Remember that there are a couple of types of people drawn to bitcoin:  techno-libertarians who are just making an ideological statement, hipsters who just want to be different (fuck you, I'm not that kind of hipster), and crooks-- people who are either moving illegal goods, or just avoiding taxes.  They'll still use cryptocurrencies.  Maybe not bitcoin.  Hell, the hipsters will probably prefer Dogecoin because it's even more ironic.  Still, that's a market.

What you may see now in the analysis is a bunch of people doing conventional stock analysis of whether or not bitcoin's price has hit important "technical" levels that indicate either stabilization or further decline.  That completely misses the point because bitcoin is not an asset backed by anything.  They can't even use the kind of analysis that would usually be done for currencies.  Bitcoin is way too volatile, which as I keep reminding you, makes it useless as currency anyway.  Speculators are freaking out because of rapid price drops.  They should.  Bitcoin could climb again.  Or drop more.  There isn't history for anything quite like bitcoin, and the people involved in this particular market speculation have no clue what they are doing.  Obviously.  So, a lot of them are losing a lot of money, unnecessarily.

At some point, though, they will get sick of losing money on that volatility, and leave the bitcoin market.  When they do, there won't be the highs anymore, because the market highs are driven by speculators.  Where will it settle?  Wherever the hipsters, techno-libertarians and crooks want it to settle.  We have no clue where that is, but if I had to guess based on empirical data, some point around where it was before all of the stupid market speculators jumped on board.  Pick a point representing that, and there's your price.

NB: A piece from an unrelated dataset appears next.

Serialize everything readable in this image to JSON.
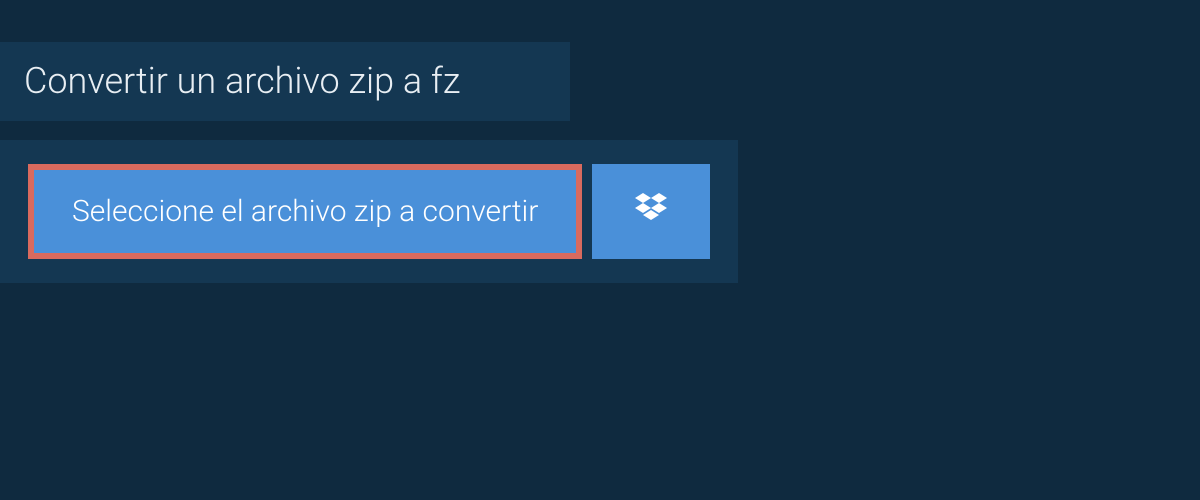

Remember, though, a currency doesn't work as currency unless it is a stable store of value.  Any movement, up or down, and it is useless as currency to one party in any exchange, and since bitcoin has no value as anything other than currency, its movement itself makes bitcoin a joke.

Bitcoin is bullshit.

I think I have probably covered most of what I want to cover here.  At some point soon, I'll wrap this up, do a summary and compile the links.  Besides, with the shutdown possibility, and politics ramping up again, I don't need to keep stalling.  Perhaps I'll come back to this, but look for a wrap-up post on this soon.